Dans son expansion, l’organisation a à cœur de pallier ce manque de diversité mais elle traverse également un processus de structuration qui fige les fonctions et les opportunités. De plus, les contrats onusiens et leurs bénéfices ancrés dans les standards de l’Etat-providence inspirent petit à petit des carrières plutôt que des vocations : c’est la création d’une génération du fonctionnariat de l’urgence onusien. L’ouverture se caractérise ainsi par une augmentation significative du nombre d’employés, l’apparition de fonctions standardisées et l’avènement de la culture du management inspirée du secteur privé anglo-saxon (GRAEBER, 2018). Les humanitaires deviennent des fonctionnaires, ils croulent sous les rapports et les indicateurs de performance, craignent les audits et sont animés par des aspirations compétitives d’évolution contractuelle : l’employé national souhaite obtenir un contrat international, le consultant souhaite obtenir un contrat fixe. Ce changement en interne a des conséquences sur les activités de l’agence : les programmes se standardisent d’une opération à l’autre, la communication et le marketing occupent une part de plus en plus importante ainsi que la pérennisation des projets, donc des emplois.
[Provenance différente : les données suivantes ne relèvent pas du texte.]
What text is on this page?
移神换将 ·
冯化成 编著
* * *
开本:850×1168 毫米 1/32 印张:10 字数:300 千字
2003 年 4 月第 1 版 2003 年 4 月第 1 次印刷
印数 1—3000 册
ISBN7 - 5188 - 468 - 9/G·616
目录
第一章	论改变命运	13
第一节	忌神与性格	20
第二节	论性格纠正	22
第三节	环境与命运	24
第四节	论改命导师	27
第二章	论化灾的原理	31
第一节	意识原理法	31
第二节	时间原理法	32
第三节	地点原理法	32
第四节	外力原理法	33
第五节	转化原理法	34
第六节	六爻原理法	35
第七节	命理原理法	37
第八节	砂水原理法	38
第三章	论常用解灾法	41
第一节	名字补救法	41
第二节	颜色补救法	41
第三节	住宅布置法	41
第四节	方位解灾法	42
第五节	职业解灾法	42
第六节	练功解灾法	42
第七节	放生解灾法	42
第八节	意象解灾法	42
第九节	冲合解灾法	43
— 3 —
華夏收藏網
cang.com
Dans un contexte de complexification des théâtres opérationnels qui oblige à protéger le personnel dans des périmètres extrêmement délimités et en ayant recours à de plus en plus d’organismes partenaires pour augmenter les distributions, le PAM s’éloigne de ses bénéficiaires finaux et prend la forme hybride d’un humanitaire-bailleur de fonds qui transfère ou des financements ou des parts significatives de ses vivres pour que d’autres puissent mettre en œuvre l’essence même de son travail.
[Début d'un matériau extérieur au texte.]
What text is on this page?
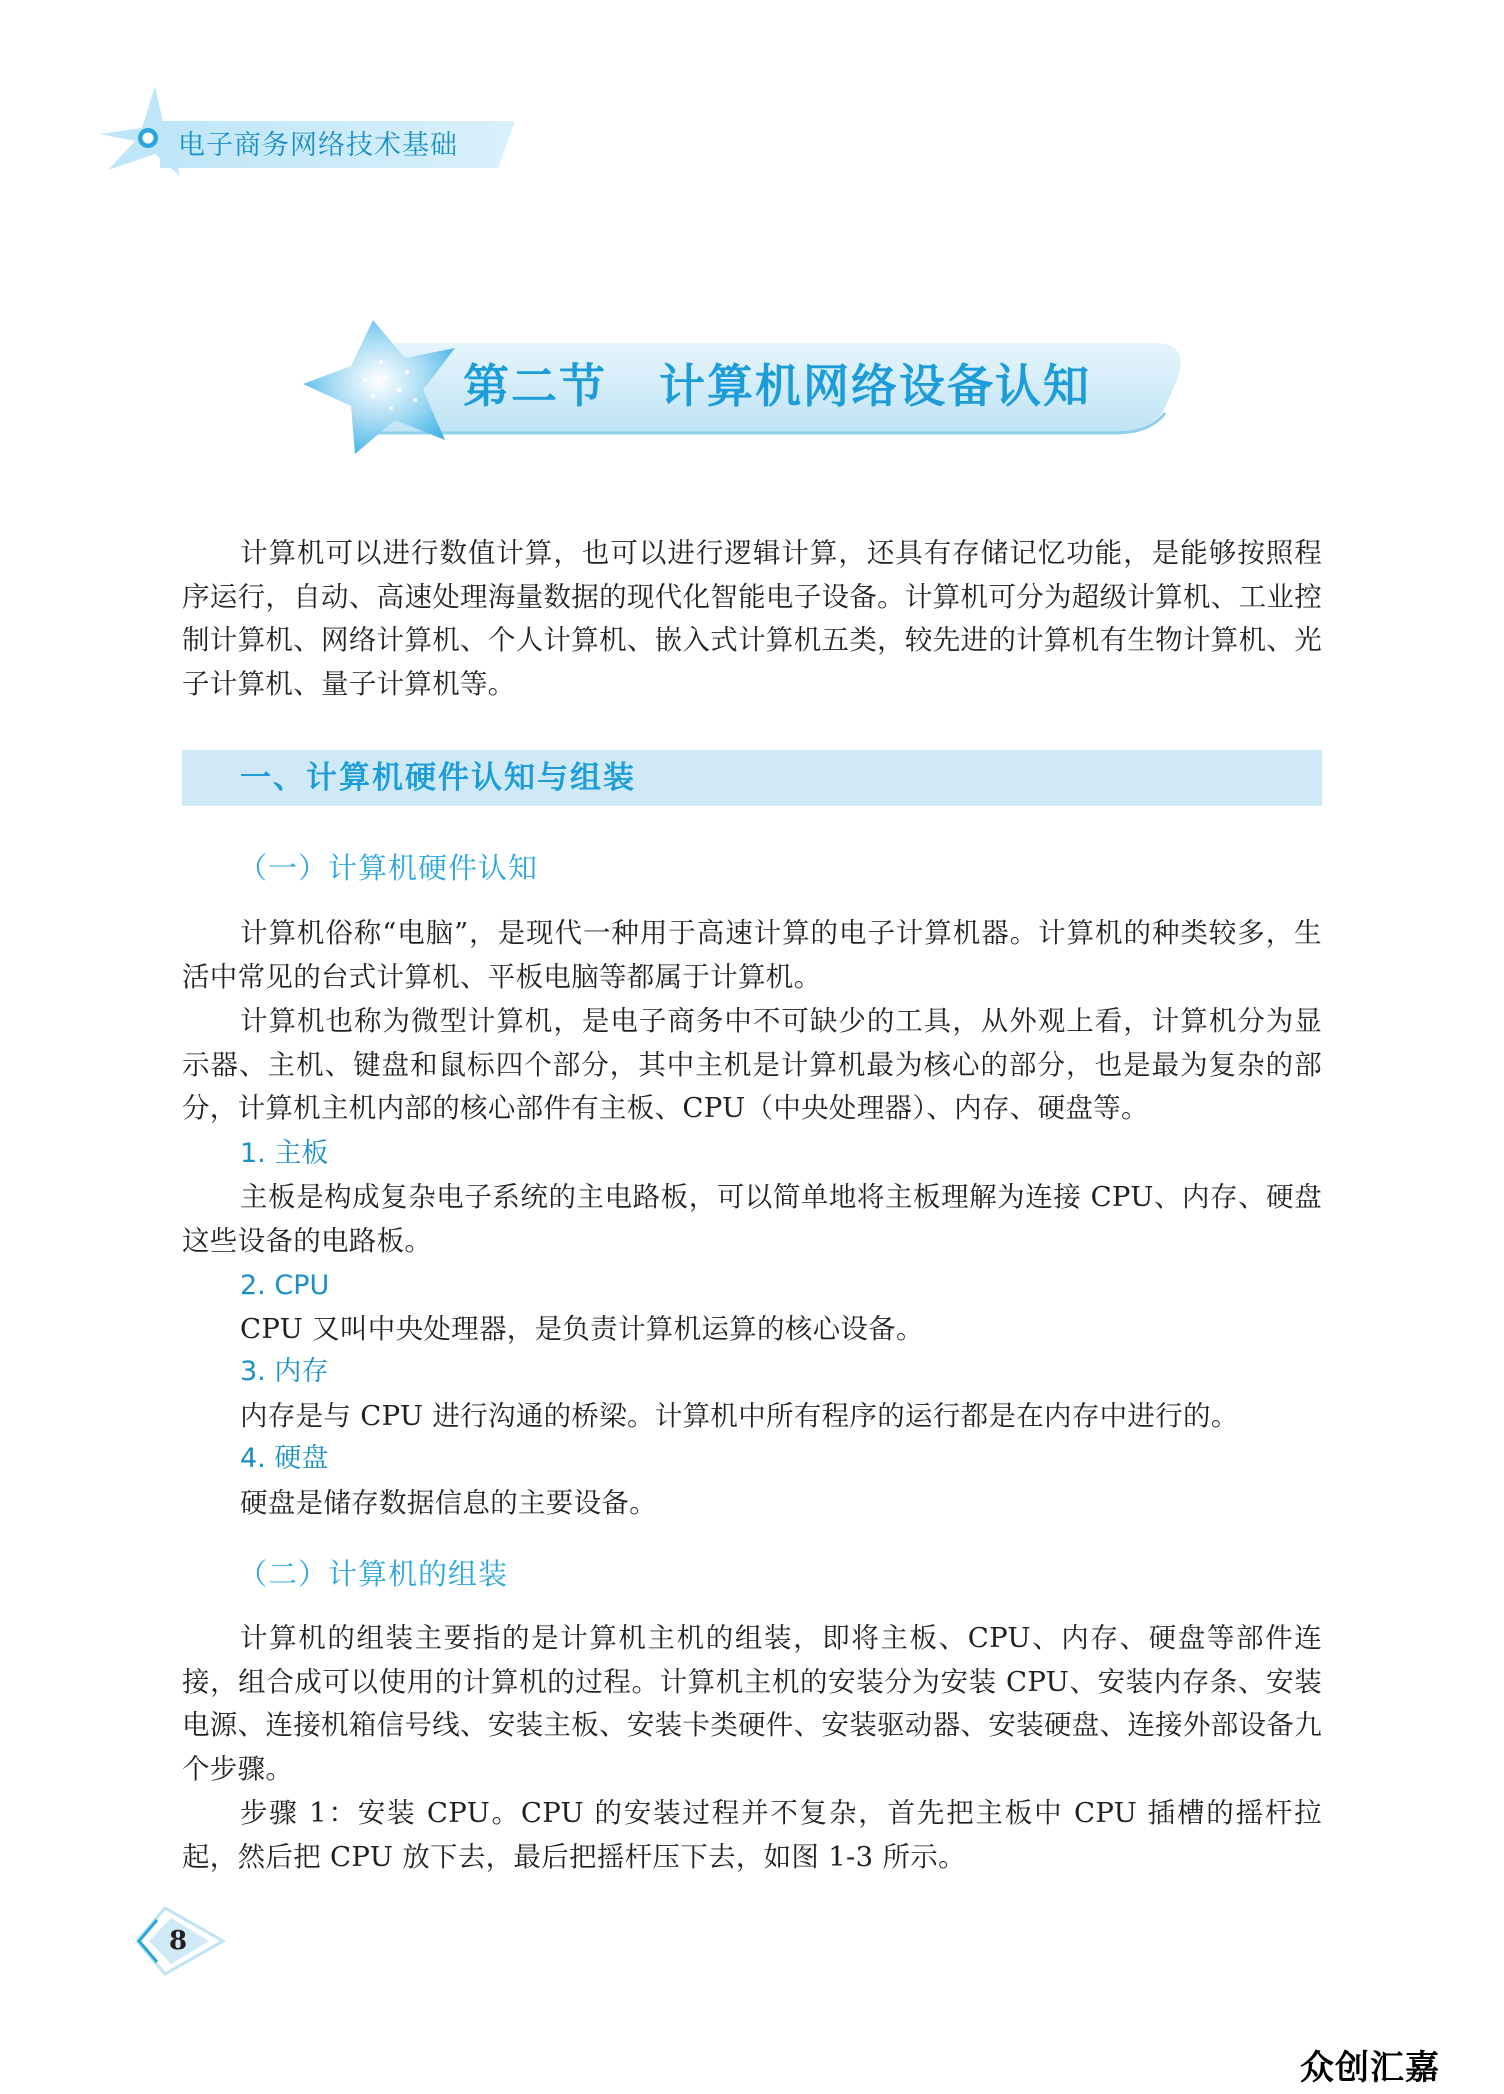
电子商务网络技术基础
第二节 计算机网络设备认知

计算机可以进行数值计算，也可以进行逻辑计算，还具有存储记忆功能，是能够按照程序运行，自动、高速处理海量数据的现代化智能电子设备。计算机可分为超级计算机、工业控制计算机、网络计算机、个人计算机、嵌入式计算机五类，较先进的计算机有生物计算机、光子计算机、量子计算机等。

一、计算机硬件认知与组装
（一）计算机硬件认知

计算机俗称“电脑”，是现代一种用于高速计算的电子计算机器。计算机的种类较多，生活中常见的台式计算机、平板电脑等都属于计算机。

计算机也称为微型计算机，是电子商务中不可缺少的工具，从外观上看，计算机分为显示器、主机、键盘和鼠标四个部分，其中主机是计算机最为核心的部分，也是最为复杂的部分，计算机主机内部的核心部件有主板、CPU（中央处理器）、内存、硬盘等。

1. 主板

主板是构成复杂电子系统的主电路板，可以简单地将主板理解为连接 CPU、内存、硬盘这些设备的电路板。

2. CPU

CPU 又叫中央处理器，是负责计算机运算的核心设备。

3. 内存

内存是与 CPU 进行沟通的桥梁。计算机中所有程序的运行都是在内存中进行的。

4. 硬盘

硬盘是储存数据信息的主要设备。

（二）计算机的组装

计算机的组装主要指的是计算机主机的组装，即将主板、CPU、内存、硬盘等部件连接，组合成可以使用的计算机的过程。计算机主机的安装分为安装 CPU、安装内存条、安装电源、连接机箱信号线、安装主板、安装卡类硬件、安装驱动器、安装硬盘、连接外部设备九个步骤。

步骤 1：安装 CPU。CPU 的安装过程并不复杂，首先把主板中 CPU 插槽的摇杆拉起，然后把 CPU 放下去，最后把摇杆压下去，如图 1-3 所示。

8
众创汇嘉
Au pic de sa croissance, les portes du PAM se ferment et l’organisation rentre dans une dynamique de recherche d’équilibre : il faut « fead the beast » ; nourrir le monstre administratif dans une course effrénée aux financements. Dans cette phase, la compétition pour un même poste augmente, les opportunités se raréfient et des profils plus particuliers sont privilégiés : ceux d’une génération Google qui emmène avec elles des innovations technologiques que les bailleurs de fonds plébiscitent. Sur le modèle de la Silicon Valley, il s’agit de vendre de la nouveauté connectée, de montrer l’efficacité de plateforme de cartographie évolutive, de dématérialiser les informations relatives aux bénéficiaires, d’avoir recours aux drones, ou encore d’utiliser l’Intelligence Artificielle pour mieux répondre aux urgences. Ces nouveaux profils technocrates, bien que d’horizons géographiques variés, sont issus d’universités prestigieuses, à la recherche d’opportunités valorisantes pour leur carrière, qu’elles relèvent du secteur privé ou public. Pour beaucoup d’entre eux, la réalité pratique d’une réponse d’urgence est une réalité abstraite, presque inaccessible. La cohabitation de ces trois générations d’humanitaire au sein du PAM exacerbe les tensions au cœur de l’avenir de l’organisation : la superstructure administrative ne parvient plus à répondre avec la même efficacité en urgence, sa dépolitisation en trompe l’œil et sa course à la technologie participe de la déshumanisation de l’aide qui l’éloigne in fine de ses bénéficiaires.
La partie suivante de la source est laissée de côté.